All valid concerns. My intuition is that one could use data from different frequencies at a given location to characterize material location/type/density/etc. in some way. This is all theoretical, as I haven’t started playing with the system.
I also wonder about techniques like what are used in super-resolution microscopy. There really is a lot of room for tech development in this area, if one were so inclined.
People do that with magnetometers for archaeology sites and get beautiful images.
The googlon is ‘magnetometer survey’.
Those are over relatively huge areas. The OP is trying to image small objects.
A capacitive sensor is going to be much better for dielectrics (say, plastics) than for metals. When mu is not equal to 1, you have to go back to Maxwell’s and check your assumptions.

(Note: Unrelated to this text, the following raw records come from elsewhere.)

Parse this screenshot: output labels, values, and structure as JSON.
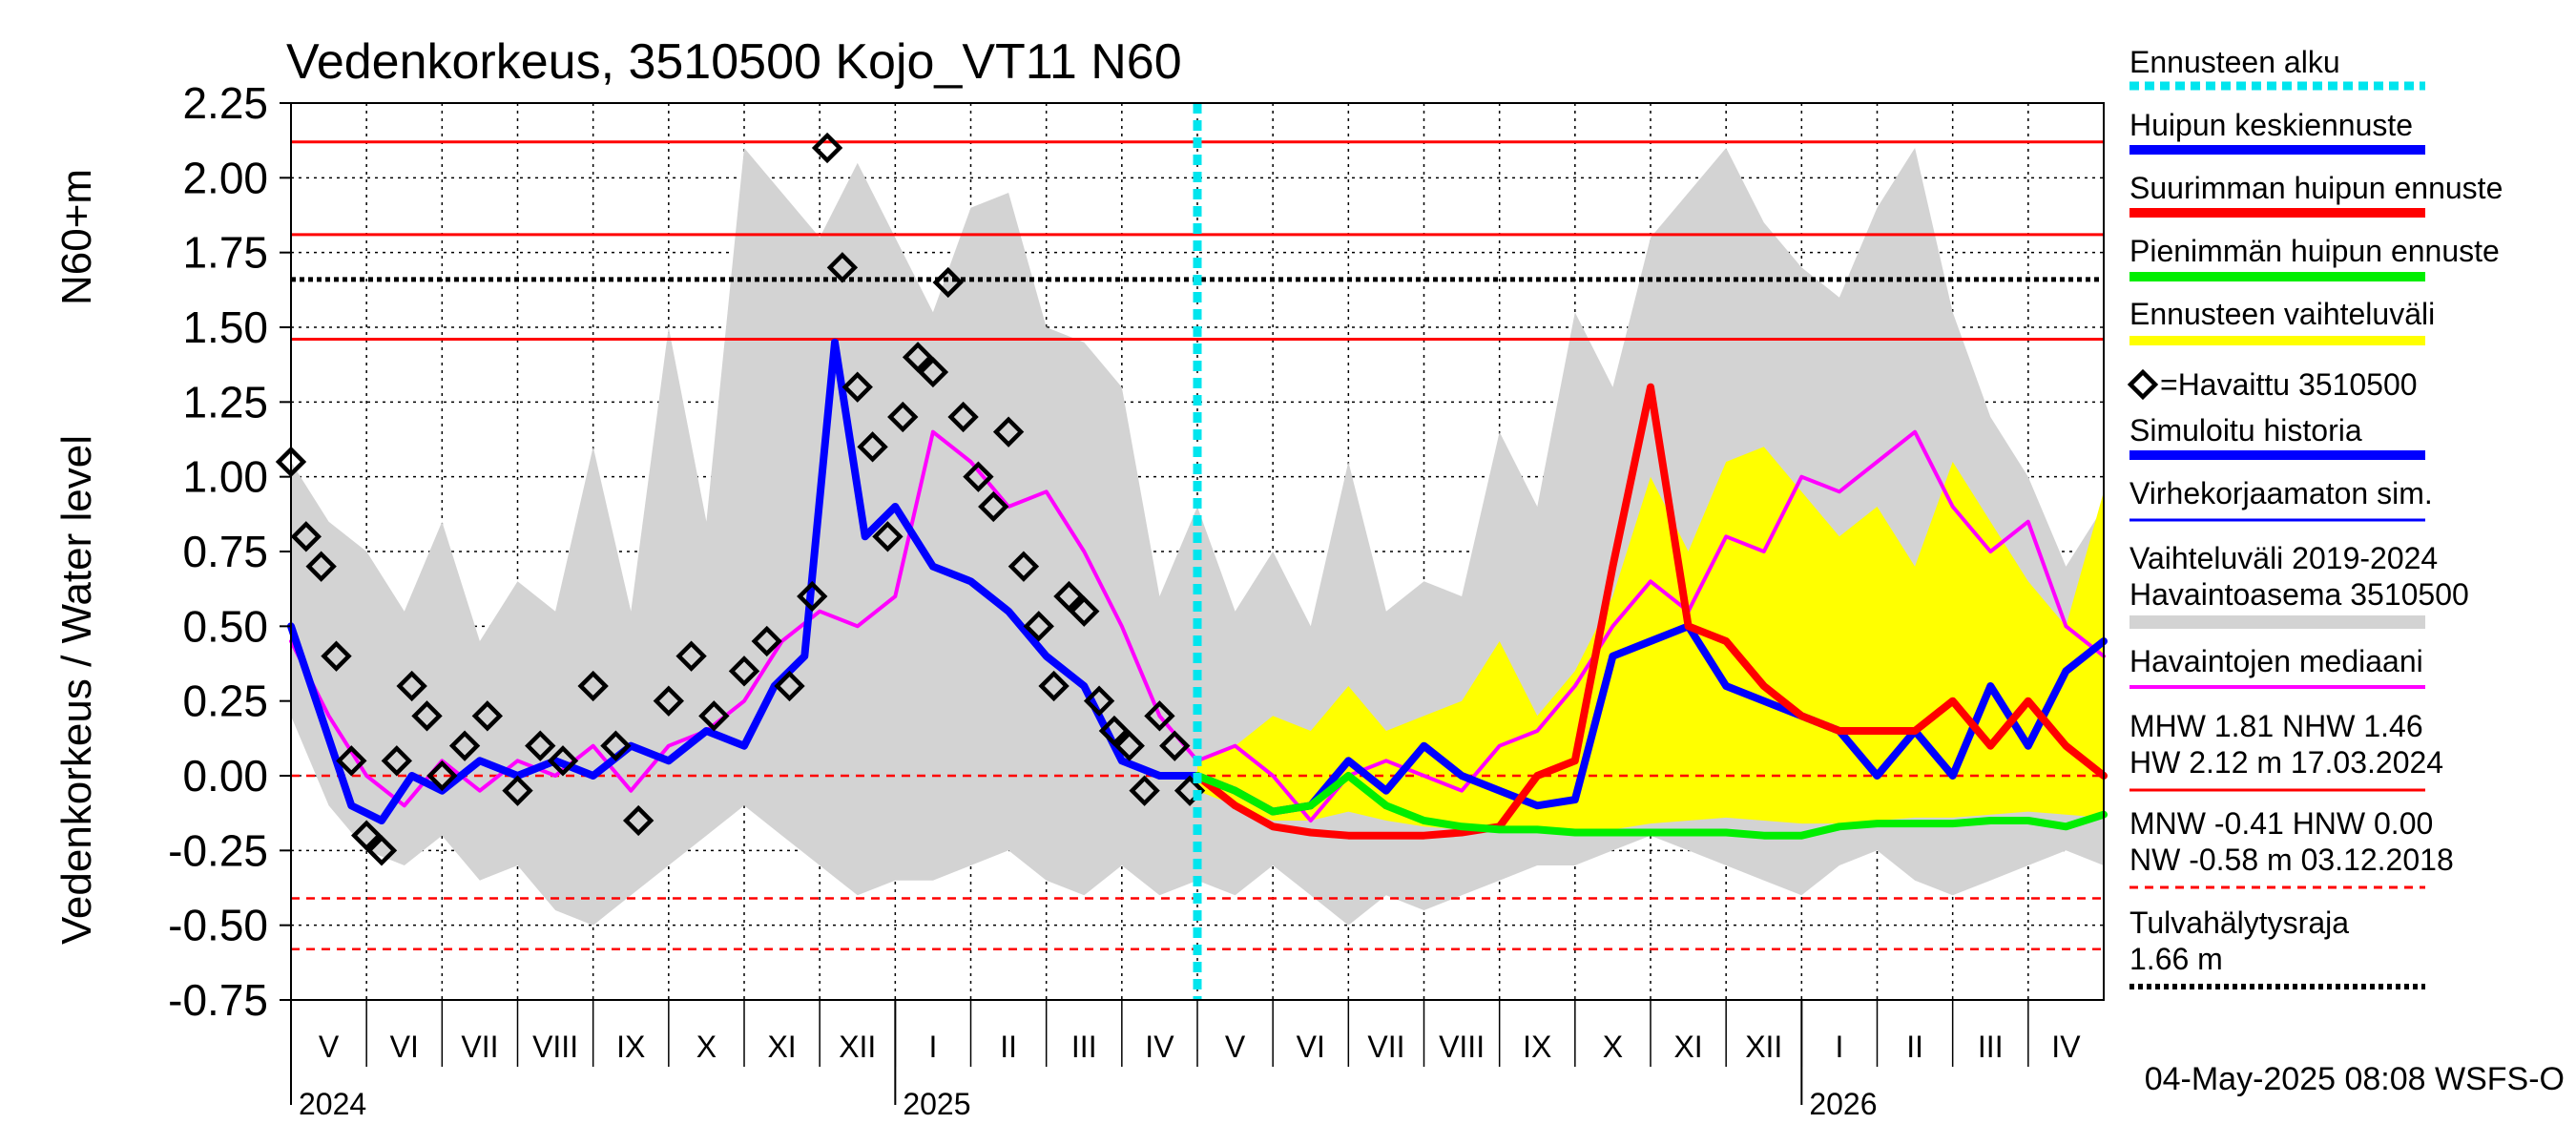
{
  "chart_data": {
    "type": "line",
    "title": "Vedenkorkeus, 3510500 Kojo_VT11 N60",
    "ylabel": "Vedenkorkeus / Water level",
    "ylabel_unit": "N60+m",
    "ylim": [
      -0.75,
      2.25
    ],
    "yticks": [
      2.25,
      2.0,
      1.75,
      1.5,
      1.25,
      1.0,
      0.75,
      0.5,
      0.25,
      0.0,
      -0.25,
      -0.5,
      -0.75
    ],
    "ytick_labels": [
      "2.25",
      "2.00",
      "1.75",
      "1.50",
      "1.25",
      "1.00",
      "0.75",
      "0.50",
      "0.25",
      "0.00",
      "-0.25",
      "-0.50",
      "-0.75"
    ],
    "x_months": [
      "V",
      "VI",
      "VII",
      "VIII",
      "IX",
      "X",
      "XI",
      "XII",
      "I",
      "II",
      "III",
      "IV",
      "V",
      "VI",
      "VII",
      "VIII",
      "IX",
      "X",
      "XI",
      "XII",
      "I",
      "II",
      "III",
      "IV"
    ],
    "x_years": [
      {
        "label": "2024",
        "month_index": 0
      },
      {
        "label": "2025",
        "month_index": 8
      },
      {
        "label": "2026",
        "month_index": 20
      }
    ],
    "forecast_start_month": 12,
    "reference_lines": {
      "HW": 2.12,
      "MHW": 1.81,
      "NHW": 1.46,
      "flood_alert": 1.66,
      "HNW": 0.0,
      "MNW": -0.41,
      "NW": -0.58
    },
    "series": [
      {
        "name": "Vaihteluväli 2019-2024 Havaintoasema 3510500",
        "kind": "band",
        "color": "#d3d3d3",
        "x": [
          0,
          0.5,
          1,
          1.5,
          2,
          2.5,
          3,
          3.5,
          4,
          4.5,
          5,
          5.5,
          6,
          6.5,
          7,
          7.5,
          8,
          8.5,
          9,
          9.5,
          10,
          10.5,
          11,
          11.5,
          12,
          12.5,
          13,
          13.5,
          14,
          14.5,
          15,
          15.5,
          16,
          16.5,
          17,
          17.5,
          18,
          18.5,
          19,
          19.5,
          20,
          20.5,
          21,
          21.5,
          22,
          22.5,
          23,
          23.5,
          24
        ],
        "upper": [
          1.05,
          0.85,
          0.75,
          0.55,
          0.85,
          0.45,
          0.65,
          0.55,
          1.1,
          0.55,
          1.5,
          0.85,
          2.1,
          1.95,
          1.8,
          2.05,
          1.8,
          1.55,
          1.9,
          1.95,
          1.5,
          1.45,
          1.3,
          0.6,
          0.9,
          0.55,
          0.75,
          0.5,
          1.05,
          0.55,
          0.65,
          0.6,
          1.15,
          0.9,
          1.55,
          1.3,
          1.8,
          1.95,
          2.1,
          1.85,
          1.7,
          1.6,
          1.9,
          2.1,
          1.55,
          1.2,
          1.0,
          0.7,
          0.9
        ],
        "lower": [
          0.2,
          -0.1,
          -0.25,
          -0.3,
          -0.2,
          -0.35,
          -0.3,
          -0.45,
          -0.5,
          -0.4,
          -0.3,
          -0.2,
          -0.1,
          -0.2,
          -0.3,
          -0.4,
          -0.35,
          -0.35,
          -0.3,
          -0.25,
          -0.35,
          -0.4,
          -0.3,
          -0.4,
          -0.35,
          -0.4,
          -0.3,
          -0.4,
          -0.5,
          -0.4,
          -0.45,
          -0.4,
          -0.35,
          -0.3,
          -0.3,
          -0.25,
          -0.2,
          -0.25,
          -0.3,
          -0.35,
          -0.4,
          -0.3,
          -0.25,
          -0.35,
          -0.4,
          -0.35,
          -0.3,
          -0.25,
          -0.3
        ]
      },
      {
        "name": "Ennusteen vaihteluväli",
        "kind": "band",
        "color": "#ffff00",
        "x": [
          12,
          12.5,
          13,
          13.5,
          14,
          14.5,
          15,
          15.5,
          16,
          16.5,
          17,
          17.5,
          18,
          18.5,
          19,
          19.5,
          20,
          20.5,
          21,
          21.5,
          22,
          22.5,
          23,
          23.5,
          24
        ],
        "upper": [
          0.05,
          0.1,
          0.2,
          0.15,
          0.3,
          0.15,
          0.2,
          0.25,
          0.45,
          0.2,
          0.35,
          0.6,
          1.0,
          0.75,
          1.05,
          1.1,
          0.95,
          0.8,
          0.9,
          0.7,
          1.05,
          0.85,
          0.65,
          0.5,
          0.95
        ],
        "lower": [
          -0.05,
          -0.1,
          -0.15,
          -0.15,
          -0.12,
          -0.15,
          -0.17,
          -0.18,
          -0.18,
          -0.18,
          -0.2,
          -0.18,
          -0.16,
          -0.15,
          -0.14,
          -0.15,
          -0.16,
          -0.16,
          -0.15,
          -0.14,
          -0.14,
          -0.13,
          -0.12,
          -0.13,
          -0.14
        ]
      },
      {
        "name": "Havaintojen mediaani",
        "kind": "line",
        "color": "#ff00ff",
        "x": [
          0,
          0.5,
          1,
          1.5,
          2,
          2.5,
          3,
          3.5,
          4,
          4.5,
          5,
          5.5,
          6,
          6.5,
          7,
          7.5,
          8,
          8.5,
          9,
          9.5,
          10,
          10.5,
          11,
          11.5,
          12,
          12.5,
          13,
          13.5,
          14,
          14.5,
          15,
          15.5,
          16,
          16.5,
          17,
          17.5,
          18,
          18.5,
          19,
          19.5,
          20,
          20.5,
          21,
          21.5,
          22,
          22.5,
          23,
          23.5,
          24
        ],
        "values": [
          0.45,
          0.2,
          0.0,
          -0.1,
          0.05,
          -0.05,
          0.05,
          0.0,
          0.1,
          -0.05,
          0.1,
          0.15,
          0.25,
          0.45,
          0.55,
          0.5,
          0.6,
          1.15,
          1.05,
          0.9,
          0.95,
          0.75,
          0.5,
          0.2,
          0.05,
          0.1,
          0.0,
          -0.15,
          0.0,
          0.05,
          0.0,
          -0.05,
          0.1,
          0.15,
          0.3,
          0.5,
          0.65,
          0.55,
          0.8,
          0.75,
          1.0,
          0.95,
          1.05,
          1.15,
          0.9,
          0.75,
          0.85,
          0.5,
          0.4
        ]
      },
      {
        "name": "Simuloitu historia",
        "kind": "line",
        "color": "#0000ff",
        "x": [
          0,
          0.4,
          0.8,
          1.2,
          1.6,
          2,
          2.5,
          3,
          3.5,
          4,
          4.5,
          5,
          5.5,
          6,
          6.4,
          6.8,
          7.2,
          7.6,
          8,
          8.5,
          9,
          9.5,
          10,
          10.5,
          11,
          11.5,
          12
        ],
        "values": [
          0.5,
          0.2,
          -0.1,
          -0.15,
          0.0,
          -0.05,
          0.05,
          0.0,
          0.05,
          0.0,
          0.1,
          0.05,
          0.15,
          0.1,
          0.3,
          0.4,
          1.45,
          0.8,
          0.9,
          0.7,
          0.65,
          0.55,
          0.4,
          0.3,
          0.05,
          0.0,
          0.0
        ]
      },
      {
        "name": "Havaittu 3510500",
        "kind": "markers",
        "color": "#000000",
        "x": [
          0,
          0.2,
          0.4,
          0.6,
          0.8,
          1.0,
          1.2,
          1.4,
          1.6,
          1.8,
          2,
          2.3,
          2.6,
          3,
          3.3,
          3.6,
          4,
          4.3,
          4.6,
          5,
          5.3,
          5.6,
          6,
          6.3,
          6.6,
          6.9,
          7.1,
          7.3,
          7.5,
          7.7,
          7.9,
          8.1,
          8.3,
          8.5,
          8.7,
          8.9,
          9.1,
          9.3,
          9.5,
          9.7,
          9.9,
          10.1,
          10.3,
          10.5,
          10.7,
          10.9,
          11.1,
          11.3,
          11.5,
          11.7,
          11.9
        ],
        "values": [
          1.05,
          0.8,
          0.7,
          0.4,
          0.05,
          -0.2,
          -0.25,
          0.05,
          0.3,
          0.2,
          0.0,
          0.1,
          0.2,
          -0.05,
          0.1,
          0.05,
          0.3,
          0.1,
          -0.15,
          0.25,
          0.4,
          0.2,
          0.35,
          0.45,
          0.3,
          0.6,
          2.1,
          1.7,
          1.3,
          1.1,
          0.8,
          1.2,
          1.4,
          1.35,
          1.65,
          1.2,
          1.0,
          0.9,
          1.15,
          0.7,
          0.5,
          0.3,
          0.6,
          0.55,
          0.25,
          0.15,
          0.1,
          -0.05,
          0.2,
          0.1,
          -0.05
        ]
      },
      {
        "name": "Huipun keskiennuste",
        "kind": "line",
        "color": "#0000ff",
        "x": [
          12,
          12.5,
          13,
          13.5,
          14,
          14.5,
          15,
          15.5,
          16,
          16.5,
          17,
          17.5,
          18,
          18.5,
          19,
          19.5,
          20,
          20.5,
          21,
          21.5,
          22,
          22.5,
          23,
          23.5,
          24
        ],
        "values": [
          0.0,
          -0.05,
          -0.12,
          -0.1,
          0.05,
          -0.05,
          0.1,
          0.0,
          -0.05,
          -0.1,
          -0.08,
          0.4,
          0.45,
          0.5,
          0.3,
          0.25,
          0.2,
          0.15,
          0.0,
          0.15,
          0.0,
          0.3,
          0.1,
          0.35,
          0.45
        ]
      },
      {
        "name": "Suurimman huipun ennuste",
        "kind": "line",
        "color": "#ff0000",
        "x": [
          12,
          12.5,
          13,
          13.5,
          14,
          14.5,
          15,
          15.5,
          16,
          16.5,
          17,
          17.5,
          18,
          18.5,
          19,
          19.5,
          20,
          20.5,
          21,
          21.5,
          22,
          22.5,
          23,
          23.5,
          24
        ],
        "values": [
          0.0,
          -0.1,
          -0.17,
          -0.19,
          -0.2,
          -0.2,
          -0.2,
          -0.19,
          -0.17,
          0.0,
          0.05,
          0.7,
          1.3,
          0.5,
          0.45,
          0.3,
          0.2,
          0.15,
          0.15,
          0.15,
          0.25,
          0.1,
          0.25,
          0.1,
          0.0
        ]
      },
      {
        "name": "Pienimmän huipun ennuste",
        "kind": "line",
        "color": "#00ee00",
        "x": [
          12,
          12.5,
          13,
          13.5,
          14,
          14.5,
          15,
          15.5,
          16,
          16.5,
          17,
          17.5,
          18,
          18.5,
          19,
          19.5,
          20,
          20.5,
          21,
          21.5,
          22,
          22.5,
          23,
          23.5,
          24
        ],
        "values": [
          0.0,
          -0.05,
          -0.12,
          -0.1,
          0.0,
          -0.1,
          -0.15,
          -0.17,
          -0.18,
          -0.18,
          -0.19,
          -0.19,
          -0.19,
          -0.19,
          -0.19,
          -0.2,
          -0.2,
          -0.17,
          -0.16,
          -0.16,
          -0.16,
          -0.15,
          -0.15,
          -0.17,
          -0.13
        ]
      }
    ],
    "legend_items": {
      "forecast_start": "Ennusteen alku",
      "mean_peak": "Huipun keskiennuste",
      "max_peak": "Suurimman huipun ennuste",
      "min_peak": "Pienimmän huipun ennuste",
      "forecast_range": "Ennusteen vaihteluväli",
      "observed": "=Havaittu 3510500",
      "simulated": "Simuloitu historia",
      "uncorrected": "Virhekorjaamaton sim.",
      "range_line1": "Vaihteluväli 2019-2024",
      "range_line2": " Havaintoasema 3510500",
      "median": "Havaintojen mediaani",
      "stats_mhw": "MHW   1.81 NHW   1.46",
      "stats_hw": "HW   2.12 m 17.03.2024",
      "stats_mnw": "MNW  -0.41 HNW   0.00",
      "stats_nw": "NW  -0.58 m 03.12.2018",
      "flood_label": "Tulvahälytysraja",
      "flood_value": " 1.66 m"
    },
    "footer": "04-May-2025 08:08 WSFS-O"
  }
}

Also, you’re probably measuring effective permittivity (epsilon_eff) so you might need an iterative post-processing step afterward to guess at the true epsilon and thus a sharper image.
Hate to reply to my own post, but another strategy would be to scan some test objects. Simple geometric shapes made of plastic. Then train a neural net with the input and output. This lets you skip a lot of the hard EM computation work which might require access to a cluster otherwise.
Are we April 1st already? Go read FDC2212’s specs. There is nothing in there about temperature being an important cause of reading error. So the room temperature correction factor is bullshit. As with the correction applied on the first grabbed image (substractig by the mean of the column, c’mon…). I guess this where we put LOL.
Indirectly, it’s true. A change in temperature results in a change in humidity (usually), which changes the permittivity of the air and thus it’s capacitance.